The Ministry of Economy and Commerce has signed a contract with state-owned Manateq (Economic Zones Company) to build these markets.

Manateq has, in turn, awarded contracts to three different companies to do the projects, a press statement issued by the ministry said yesterday. The markets are expected to be ready for operation by the middle of 2016. Each of the three market complexes will have a main market (selling fresh vegetables and fruits), a slaughter house, and markets selling meat, fish, chicken and other poultry products.

The three markets will have a bank branch each, a florist shop, a grocery store and a warehouse, besides boasting a cold storage and administrative blocks and labour camps each. Al Wakra Market will be the largest, nearly three times bigger than the other two, with an area covering 59,393 sqm.
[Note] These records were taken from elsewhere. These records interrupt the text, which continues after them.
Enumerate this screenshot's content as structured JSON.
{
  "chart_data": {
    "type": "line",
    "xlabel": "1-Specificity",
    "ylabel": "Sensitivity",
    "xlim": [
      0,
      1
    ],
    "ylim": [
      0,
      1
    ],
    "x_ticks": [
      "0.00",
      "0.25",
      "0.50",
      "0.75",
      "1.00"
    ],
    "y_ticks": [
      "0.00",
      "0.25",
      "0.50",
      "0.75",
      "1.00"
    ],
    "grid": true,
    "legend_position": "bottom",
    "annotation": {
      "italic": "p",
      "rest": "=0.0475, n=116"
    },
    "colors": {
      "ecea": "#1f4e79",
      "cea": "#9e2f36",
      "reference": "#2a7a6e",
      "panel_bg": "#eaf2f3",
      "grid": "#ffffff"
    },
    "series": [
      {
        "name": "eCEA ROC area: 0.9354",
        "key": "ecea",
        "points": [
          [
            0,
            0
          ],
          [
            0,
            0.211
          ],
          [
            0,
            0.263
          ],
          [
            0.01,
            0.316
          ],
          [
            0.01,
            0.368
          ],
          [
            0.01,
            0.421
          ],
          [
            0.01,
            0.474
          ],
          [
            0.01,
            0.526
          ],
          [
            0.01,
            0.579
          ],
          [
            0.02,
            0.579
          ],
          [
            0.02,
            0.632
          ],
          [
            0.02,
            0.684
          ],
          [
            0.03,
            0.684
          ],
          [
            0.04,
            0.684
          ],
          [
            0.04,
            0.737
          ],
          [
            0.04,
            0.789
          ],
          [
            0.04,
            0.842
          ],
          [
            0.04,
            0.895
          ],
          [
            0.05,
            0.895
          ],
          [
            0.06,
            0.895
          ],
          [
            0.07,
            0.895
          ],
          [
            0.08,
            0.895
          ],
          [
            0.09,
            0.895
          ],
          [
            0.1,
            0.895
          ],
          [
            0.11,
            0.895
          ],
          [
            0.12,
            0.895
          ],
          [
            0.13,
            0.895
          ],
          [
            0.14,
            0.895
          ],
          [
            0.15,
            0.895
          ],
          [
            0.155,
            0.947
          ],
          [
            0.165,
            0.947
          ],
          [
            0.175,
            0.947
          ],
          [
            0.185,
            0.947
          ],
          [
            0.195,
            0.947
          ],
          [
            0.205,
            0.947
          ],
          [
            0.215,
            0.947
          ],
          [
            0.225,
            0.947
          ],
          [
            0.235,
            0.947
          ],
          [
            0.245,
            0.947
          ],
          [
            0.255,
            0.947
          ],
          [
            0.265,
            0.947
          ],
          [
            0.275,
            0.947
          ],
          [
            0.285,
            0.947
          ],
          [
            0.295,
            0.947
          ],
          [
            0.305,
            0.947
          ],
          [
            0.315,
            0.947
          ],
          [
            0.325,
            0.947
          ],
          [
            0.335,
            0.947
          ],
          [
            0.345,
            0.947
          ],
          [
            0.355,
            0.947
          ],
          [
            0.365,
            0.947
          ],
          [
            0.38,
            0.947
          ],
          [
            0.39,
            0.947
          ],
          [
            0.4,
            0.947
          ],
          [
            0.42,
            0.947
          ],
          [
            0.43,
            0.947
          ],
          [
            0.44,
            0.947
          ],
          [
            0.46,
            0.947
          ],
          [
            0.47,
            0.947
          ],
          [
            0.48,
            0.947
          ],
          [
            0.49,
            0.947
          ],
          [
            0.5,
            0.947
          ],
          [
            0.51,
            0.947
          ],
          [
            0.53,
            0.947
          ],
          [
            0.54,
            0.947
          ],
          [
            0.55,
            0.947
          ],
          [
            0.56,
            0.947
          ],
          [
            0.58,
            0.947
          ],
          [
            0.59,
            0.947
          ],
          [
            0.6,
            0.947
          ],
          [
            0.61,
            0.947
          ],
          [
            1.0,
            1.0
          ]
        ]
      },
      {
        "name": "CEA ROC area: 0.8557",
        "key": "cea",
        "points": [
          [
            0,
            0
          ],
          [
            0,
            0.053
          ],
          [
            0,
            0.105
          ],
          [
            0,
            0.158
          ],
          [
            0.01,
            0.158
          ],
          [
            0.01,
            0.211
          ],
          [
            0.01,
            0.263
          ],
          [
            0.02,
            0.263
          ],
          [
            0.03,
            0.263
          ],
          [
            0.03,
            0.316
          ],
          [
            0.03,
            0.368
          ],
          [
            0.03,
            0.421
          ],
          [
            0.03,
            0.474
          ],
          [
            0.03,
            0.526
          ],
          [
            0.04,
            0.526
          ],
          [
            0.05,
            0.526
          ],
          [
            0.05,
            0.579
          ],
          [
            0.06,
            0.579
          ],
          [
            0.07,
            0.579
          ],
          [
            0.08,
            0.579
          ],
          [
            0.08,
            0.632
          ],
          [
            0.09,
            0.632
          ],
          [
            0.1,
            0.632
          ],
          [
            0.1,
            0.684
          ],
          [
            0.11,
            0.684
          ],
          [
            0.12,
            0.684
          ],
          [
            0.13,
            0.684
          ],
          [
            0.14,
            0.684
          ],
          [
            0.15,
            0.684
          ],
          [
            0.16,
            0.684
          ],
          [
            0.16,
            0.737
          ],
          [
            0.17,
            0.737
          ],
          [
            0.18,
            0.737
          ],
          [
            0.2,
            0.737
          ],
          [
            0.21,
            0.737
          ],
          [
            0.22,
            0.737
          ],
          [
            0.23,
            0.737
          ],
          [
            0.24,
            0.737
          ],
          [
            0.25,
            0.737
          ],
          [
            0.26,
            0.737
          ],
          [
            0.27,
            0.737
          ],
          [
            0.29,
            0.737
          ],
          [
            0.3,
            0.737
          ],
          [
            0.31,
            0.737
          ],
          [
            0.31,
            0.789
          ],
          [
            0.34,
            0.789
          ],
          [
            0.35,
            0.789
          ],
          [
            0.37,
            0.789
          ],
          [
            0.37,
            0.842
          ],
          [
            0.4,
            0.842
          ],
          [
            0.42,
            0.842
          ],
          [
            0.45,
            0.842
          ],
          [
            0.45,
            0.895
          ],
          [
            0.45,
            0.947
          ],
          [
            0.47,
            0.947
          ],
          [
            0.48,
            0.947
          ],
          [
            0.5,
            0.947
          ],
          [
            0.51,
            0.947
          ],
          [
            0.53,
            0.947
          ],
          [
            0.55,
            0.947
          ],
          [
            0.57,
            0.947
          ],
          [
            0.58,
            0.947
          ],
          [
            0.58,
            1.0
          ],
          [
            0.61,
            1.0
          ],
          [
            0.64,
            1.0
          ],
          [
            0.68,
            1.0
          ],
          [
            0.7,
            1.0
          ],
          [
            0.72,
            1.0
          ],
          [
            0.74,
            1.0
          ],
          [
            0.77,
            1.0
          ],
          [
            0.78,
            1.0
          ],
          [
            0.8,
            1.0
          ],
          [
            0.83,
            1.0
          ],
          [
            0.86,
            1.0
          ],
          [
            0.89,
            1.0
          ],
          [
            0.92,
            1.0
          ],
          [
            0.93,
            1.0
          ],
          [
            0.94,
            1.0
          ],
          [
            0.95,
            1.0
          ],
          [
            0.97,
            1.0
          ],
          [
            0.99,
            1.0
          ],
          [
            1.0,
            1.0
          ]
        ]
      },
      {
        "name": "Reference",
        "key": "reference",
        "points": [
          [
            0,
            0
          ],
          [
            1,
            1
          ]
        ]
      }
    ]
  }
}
All the three markets will have sufficient car parking space, a mosque and an electricity substation each.

The other two markets, in Umm Salal and Al Sailiyah, will cover 20,000 sqm of area each and will have all the submarkets and amenities described above. Senior economy ministry and Manateq officials present at the signing ceremony said the location of the three markets have been chosen after careful studies. The markets will be catering to the rising population in the north, south and west of Doha, said the officials.

The agreement was signed by Assistant Undersecretary at the Ministry of Economy and Commerce, Yahya bin Saeed Al Nuaimi, and the CEO of Manateq, Fahad Rashid Al Kaabi.

Present were the owners and officials of the contracting companies that have been awarded the projects.

They said the projects will be completed in time.

The ministry statement said that the three markets, once they begin operating, will take the pressure off the existing central markets in Doha.

The present central markets are separately for meat and livestock (which has slaughter houses), fresh vegetables and fruits, for wholesale trade of consumer items like foodstuff, among other things, and for fish.

The ministry statement suggests that the existing central markets will not be disbanded and continue to operate after the new central market complexes are built and commissioned.